Passage obligatoire de tous les bassistes camerounais (rien que cela), aucun ne saurait se présenter comme tel s’il ne s’est pas soumis à la beauté et la finesse technique de l’une de ses lignes de basse. C’est comme aller passer un examen sans jeter un coup d’œil dans ses livres. Il est le livre de la basse par lequel on acquiert le savoir lorsqu’on prétend être bassiste au Cameroun.
Élégance dans le jeu, celui-ci est davantage prononcée par son appartenance à cette race rare qui a le don de jouer avec la main gauche…

La petite histoire retiendra qu’il est celui qui, par sa technique, a révolutionné le jeu de la basse au point de soumettre les américains, pourtant les références d’hier. La légende était en marche et l’histoire de la basse trouvait enfin la voix par laquelle elle s’exprimera : celle d’un certain Vicky.
L’enfant venait de tuer le père. Une ’’tuerie’’ d’éclaireur car ; grâce au savoir et la maîtrise qu’il affichait à l’époque, il balisait le terrain en illuminant les pistes et sentiers qu’empruntera un certain Armand Sabal Lecco pour déminer afin de rendre possible l’écriture de l’histoire de l’hégémonie de la basse camerounaise.

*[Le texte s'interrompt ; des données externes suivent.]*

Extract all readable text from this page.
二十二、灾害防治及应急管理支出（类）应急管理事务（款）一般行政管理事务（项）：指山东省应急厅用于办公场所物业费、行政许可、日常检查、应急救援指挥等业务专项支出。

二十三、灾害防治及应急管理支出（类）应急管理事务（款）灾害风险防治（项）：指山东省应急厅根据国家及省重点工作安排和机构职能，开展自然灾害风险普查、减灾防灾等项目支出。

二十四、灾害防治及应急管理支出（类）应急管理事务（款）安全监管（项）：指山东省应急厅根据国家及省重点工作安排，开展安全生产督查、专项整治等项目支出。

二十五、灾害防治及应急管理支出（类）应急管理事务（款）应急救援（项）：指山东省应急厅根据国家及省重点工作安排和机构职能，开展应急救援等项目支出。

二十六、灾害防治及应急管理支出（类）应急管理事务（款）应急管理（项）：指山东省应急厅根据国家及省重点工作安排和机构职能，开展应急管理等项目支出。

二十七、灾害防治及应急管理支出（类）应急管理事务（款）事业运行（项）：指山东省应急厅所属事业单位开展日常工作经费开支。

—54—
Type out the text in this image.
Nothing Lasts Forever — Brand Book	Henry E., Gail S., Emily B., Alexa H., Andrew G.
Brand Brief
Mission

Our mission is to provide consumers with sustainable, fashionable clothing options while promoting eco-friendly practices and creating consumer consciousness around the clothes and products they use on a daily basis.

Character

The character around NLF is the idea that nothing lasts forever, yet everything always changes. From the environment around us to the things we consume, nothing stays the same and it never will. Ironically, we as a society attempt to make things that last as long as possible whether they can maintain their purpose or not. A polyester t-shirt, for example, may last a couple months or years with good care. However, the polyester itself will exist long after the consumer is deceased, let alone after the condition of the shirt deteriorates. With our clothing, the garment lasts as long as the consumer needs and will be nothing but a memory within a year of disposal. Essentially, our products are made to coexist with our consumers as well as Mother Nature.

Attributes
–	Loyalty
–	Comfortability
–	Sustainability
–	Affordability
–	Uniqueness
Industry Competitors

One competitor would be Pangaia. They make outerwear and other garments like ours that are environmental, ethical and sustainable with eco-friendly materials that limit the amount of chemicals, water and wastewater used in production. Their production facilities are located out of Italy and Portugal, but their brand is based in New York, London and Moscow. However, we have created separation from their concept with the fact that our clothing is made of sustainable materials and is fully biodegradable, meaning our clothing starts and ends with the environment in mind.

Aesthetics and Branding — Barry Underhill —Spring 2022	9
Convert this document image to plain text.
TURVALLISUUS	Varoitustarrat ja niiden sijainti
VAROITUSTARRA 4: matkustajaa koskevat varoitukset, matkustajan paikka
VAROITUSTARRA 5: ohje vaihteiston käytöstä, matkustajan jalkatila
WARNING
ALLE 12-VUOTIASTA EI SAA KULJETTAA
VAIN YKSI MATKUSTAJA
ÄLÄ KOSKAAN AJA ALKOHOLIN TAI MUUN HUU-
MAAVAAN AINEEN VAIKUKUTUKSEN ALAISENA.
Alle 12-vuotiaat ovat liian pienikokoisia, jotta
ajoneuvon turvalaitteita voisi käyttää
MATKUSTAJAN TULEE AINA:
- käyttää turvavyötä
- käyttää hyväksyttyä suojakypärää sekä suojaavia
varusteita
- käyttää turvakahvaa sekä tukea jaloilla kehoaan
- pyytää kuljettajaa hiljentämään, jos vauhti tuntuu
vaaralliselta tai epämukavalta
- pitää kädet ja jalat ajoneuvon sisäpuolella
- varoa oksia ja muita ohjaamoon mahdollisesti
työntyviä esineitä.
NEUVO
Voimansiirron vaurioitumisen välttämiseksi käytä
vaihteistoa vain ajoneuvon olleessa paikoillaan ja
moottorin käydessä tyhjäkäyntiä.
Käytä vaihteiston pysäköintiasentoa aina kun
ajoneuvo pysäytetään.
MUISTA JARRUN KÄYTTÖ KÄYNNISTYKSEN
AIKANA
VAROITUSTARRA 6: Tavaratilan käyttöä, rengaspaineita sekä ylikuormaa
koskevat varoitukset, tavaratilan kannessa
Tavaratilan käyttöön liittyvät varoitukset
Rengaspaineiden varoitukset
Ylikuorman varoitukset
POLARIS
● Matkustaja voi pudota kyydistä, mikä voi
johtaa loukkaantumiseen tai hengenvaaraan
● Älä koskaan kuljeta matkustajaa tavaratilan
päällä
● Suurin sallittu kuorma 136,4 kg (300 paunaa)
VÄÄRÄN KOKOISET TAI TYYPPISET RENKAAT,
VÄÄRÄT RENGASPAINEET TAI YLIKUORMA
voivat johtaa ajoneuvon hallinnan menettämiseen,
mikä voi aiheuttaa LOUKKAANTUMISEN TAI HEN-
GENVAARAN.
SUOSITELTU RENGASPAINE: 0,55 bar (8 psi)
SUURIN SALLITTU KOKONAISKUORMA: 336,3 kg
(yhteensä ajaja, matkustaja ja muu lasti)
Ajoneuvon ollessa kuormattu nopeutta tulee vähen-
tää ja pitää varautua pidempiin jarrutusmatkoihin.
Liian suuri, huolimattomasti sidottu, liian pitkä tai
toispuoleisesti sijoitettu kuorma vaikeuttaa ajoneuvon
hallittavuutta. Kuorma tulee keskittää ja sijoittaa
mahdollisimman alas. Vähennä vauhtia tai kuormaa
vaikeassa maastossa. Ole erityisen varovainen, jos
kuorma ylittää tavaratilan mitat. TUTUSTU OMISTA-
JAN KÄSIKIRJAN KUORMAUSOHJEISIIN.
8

Béni soit le jour où définitivement, il a été détourné de la batterie pour jeter son dévolu et sa hargne du travail bien fait sur la basse…Sans lui, on aurait certes eu une histoire de la basse au Cameroun; mais elle aurait a n’en pas douter, été moins brillante puisque sûrement initiée par un individu X ou Y à qui il manque ce génie qui fait la différence…Car il fallait  être ce  gaucher avec tant de génie pour réaliser ce qu’à fait le maître Victor Edimo.Humble et modeste, il a répondu gentiment aux questions que je lui ai posées.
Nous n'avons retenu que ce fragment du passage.